It’s a message that could be concerning in these sensitively populist times; the album’s opening song title ‘Africa Will Be Great Again’ is likely to suggest negative connotation for many listeners. But Kuti’s rhetoric is anti-authoritarian and optimistic. In fact, this album is so breezy and energetic that you might not notice the politics in it at all.

The music is a mixture of funk, Afrobeat, and soul; influences that Kuti has soaked up over 40 years of performing. It’s a style that will be familiar to anyone who’s followed his work in the past, or the work of other Afrobeat artists in general, but he does find little pockets of variation on this album. ‘Na Their Way Be That’ plays with a loose groove, led by a twisting, menacing saxophone riff, while ‘Equal Opportunity’ amps up the tempo to create a more South American rhythm.

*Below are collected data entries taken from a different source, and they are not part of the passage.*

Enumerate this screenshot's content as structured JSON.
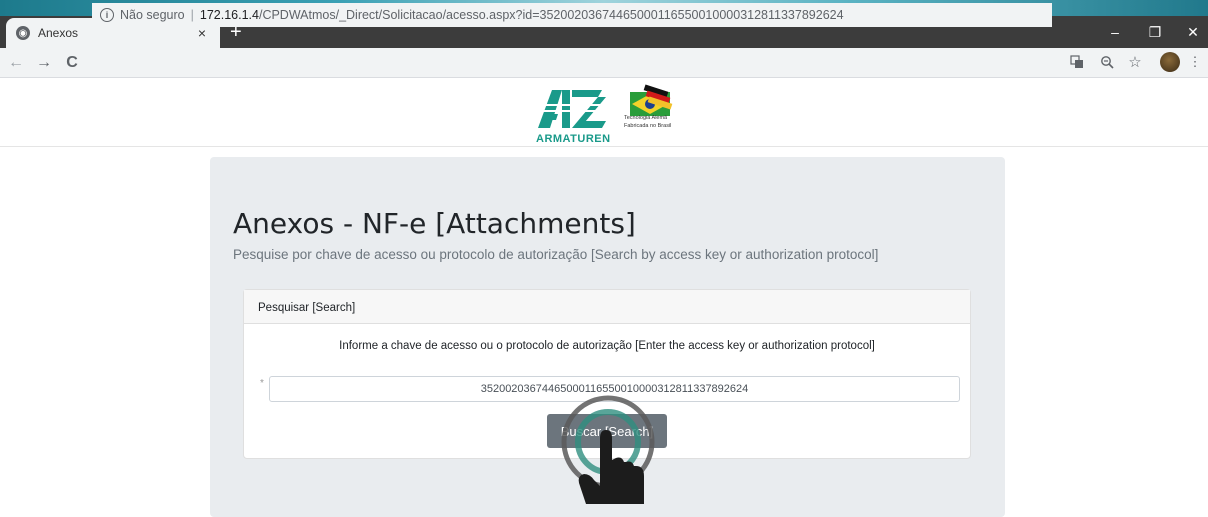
{
  "browser": {
    "tab_title": "Anexos",
    "tab_close": "×",
    "new_tab": "+",
    "window_controls": {
      "minimize": "–",
      "restore": "❐",
      "close": "✕"
    },
    "nav": {
      "back": "←",
      "forward": "→",
      "reload": "C"
    },
    "address": {
      "security_label": "Não seguro",
      "separator": "|",
      "host": "172.16.1.4",
      "path": "/CPDWAtmos/_Direct/Solicitacao/acesso.aspx?id=35200203674465000116550010000312811337892624"
    },
    "toolbar_icons": [
      "translate-icon",
      "zoom-icon",
      "star-icon",
      "avatar",
      "menu-icon"
    ]
  },
  "brand": {
    "name": "ARMATUREN",
    "tagline_1": "Tecnologia Alemã",
    "tagline_2": "Fabricada no Brasil",
    "colors": {
      "primary": "#1a9a8a"
    }
  },
  "page": {
    "title": "Anexos - NF-e [Attachments]",
    "lead": "Pesquise por chave de acesso ou protocolo de autorização [Search by access key or authorization protocol]"
  },
  "search_card": {
    "header": "Pesquisar [Search]",
    "instruction": "Informe a chave de acesso ou o protocolo de autorização [Enter the access key or authorization protocol]",
    "required_marker": "*",
    "input_value": "35200203674465000116550010000312811337892624",
    "button_label": "Buscar [Search]"
  }
}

However, the album mostly follows a very similar style; Kuti sings verses that read like political slogans, which he then punctuates with powerful blasts of horns. It’s an entertaining formula but also one that leaves the album feeling a little conservative. It feels unfair to compare Femi Kuti’s work to the music of his father but doing so sheds light on the problems with One People One World. Femi is a talented musician and band leader but he lacks the scathing wit and original turns-of-phrase of his father’s best songs, in comparison his lyrics can feel a little one note.

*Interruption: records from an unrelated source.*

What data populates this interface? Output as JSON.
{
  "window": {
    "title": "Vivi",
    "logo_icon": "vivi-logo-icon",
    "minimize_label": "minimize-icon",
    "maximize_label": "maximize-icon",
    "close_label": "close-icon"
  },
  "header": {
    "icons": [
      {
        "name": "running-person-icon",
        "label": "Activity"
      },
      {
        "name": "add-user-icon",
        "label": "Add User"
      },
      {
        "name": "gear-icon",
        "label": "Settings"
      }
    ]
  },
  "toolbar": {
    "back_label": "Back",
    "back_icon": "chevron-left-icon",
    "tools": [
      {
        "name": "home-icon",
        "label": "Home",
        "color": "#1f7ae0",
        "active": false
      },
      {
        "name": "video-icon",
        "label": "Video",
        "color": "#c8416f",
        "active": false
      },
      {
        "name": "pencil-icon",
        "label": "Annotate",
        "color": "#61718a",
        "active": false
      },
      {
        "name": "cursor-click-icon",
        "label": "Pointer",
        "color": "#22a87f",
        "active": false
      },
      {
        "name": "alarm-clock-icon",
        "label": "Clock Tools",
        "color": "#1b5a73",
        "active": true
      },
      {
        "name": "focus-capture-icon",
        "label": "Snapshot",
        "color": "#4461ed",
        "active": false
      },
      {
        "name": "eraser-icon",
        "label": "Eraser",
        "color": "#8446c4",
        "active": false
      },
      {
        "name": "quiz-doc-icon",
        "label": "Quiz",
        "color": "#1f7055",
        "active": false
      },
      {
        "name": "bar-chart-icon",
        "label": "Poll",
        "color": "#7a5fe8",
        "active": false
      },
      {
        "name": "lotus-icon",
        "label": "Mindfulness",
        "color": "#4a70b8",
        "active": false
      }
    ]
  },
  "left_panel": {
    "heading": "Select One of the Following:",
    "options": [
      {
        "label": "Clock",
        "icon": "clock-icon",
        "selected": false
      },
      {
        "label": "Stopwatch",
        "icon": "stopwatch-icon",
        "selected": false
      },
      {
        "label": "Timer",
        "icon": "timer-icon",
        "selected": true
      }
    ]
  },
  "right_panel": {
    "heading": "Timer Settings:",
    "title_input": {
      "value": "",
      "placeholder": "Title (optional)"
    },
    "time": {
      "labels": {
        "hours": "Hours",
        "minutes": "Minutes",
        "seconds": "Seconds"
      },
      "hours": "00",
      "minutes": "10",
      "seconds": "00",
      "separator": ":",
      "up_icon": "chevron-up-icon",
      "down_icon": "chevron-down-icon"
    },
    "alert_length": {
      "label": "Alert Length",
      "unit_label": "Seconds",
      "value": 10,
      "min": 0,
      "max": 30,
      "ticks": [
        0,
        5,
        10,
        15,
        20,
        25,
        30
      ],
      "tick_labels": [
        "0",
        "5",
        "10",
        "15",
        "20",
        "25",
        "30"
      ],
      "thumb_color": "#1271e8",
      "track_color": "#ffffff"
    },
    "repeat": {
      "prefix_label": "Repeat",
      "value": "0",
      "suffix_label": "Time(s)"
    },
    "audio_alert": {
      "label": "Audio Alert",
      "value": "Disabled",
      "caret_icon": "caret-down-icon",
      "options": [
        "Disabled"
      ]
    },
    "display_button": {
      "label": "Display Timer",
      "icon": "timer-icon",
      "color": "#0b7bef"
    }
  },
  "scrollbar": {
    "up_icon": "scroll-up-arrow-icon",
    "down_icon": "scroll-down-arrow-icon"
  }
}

Take for example the lyrics of an album highlight ‘Africa Will Be Great Again’, where Kuti reels off a list of structural and economic problems and calls for investment in infrastructure and political reforms. He makes a fair argument but comes off sounding like a politician. Compared to the more abstract lyrics of his father’s ‘Zombie’ and ‘Water Get No Enemy’, it is uninspiringly straight-faced. It’s easy to support Femi Kuti’s message on One People One World but also wish that he’d delivered it in a more creative way.

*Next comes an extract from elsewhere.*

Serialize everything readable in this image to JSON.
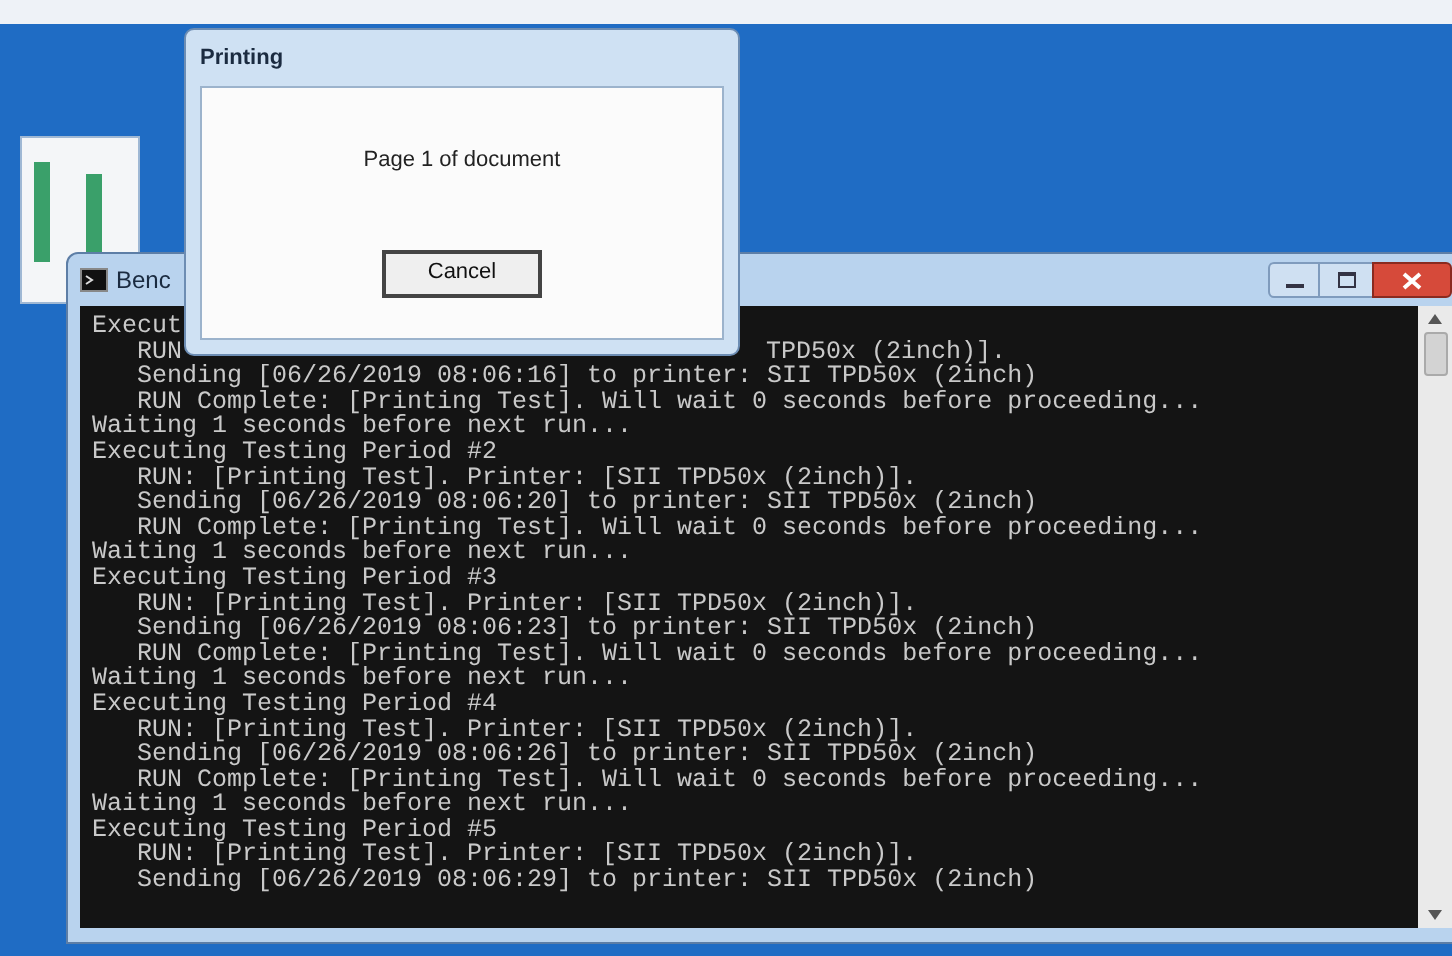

The highlights on the album mostly come from the musical arrangements. ‘Best To Live on the Good Side’ has the album’s most invigorating horn arrangement, which rises and falls like Hollywood swing, and ‘Evil People’ brings out Kuti’s best vocal performance with a near-hysterical wail. Unfortunately, too much of One People One World meanders without enough memorable hooks or musical variety. It may have been better if Kuti had included fewer songs and let some tracks stretch past the 5/6 minute marks, allowing them to move into stranger territory.

Femi Kuti is still an entertaining performer and One People One World is almost tailor-made for live shows with its sharp performances and joyful tone. But listening to it on its own is a much less satisfying experience. These songs are too similar in tone and message, and unfortunately that makes for an undynamic album. The problem can be seen on the album’s closing track ‘The Way Our Lives Go (Rise and Shine)’ when Kuti sings that the glorious revolution of the people will come, it’s just a matter of time. But if Kuti is still singing about the same problems he saw decades ago, in the same style, and with the same intensity, the message falls flat. How are we to believe that this time it will come true?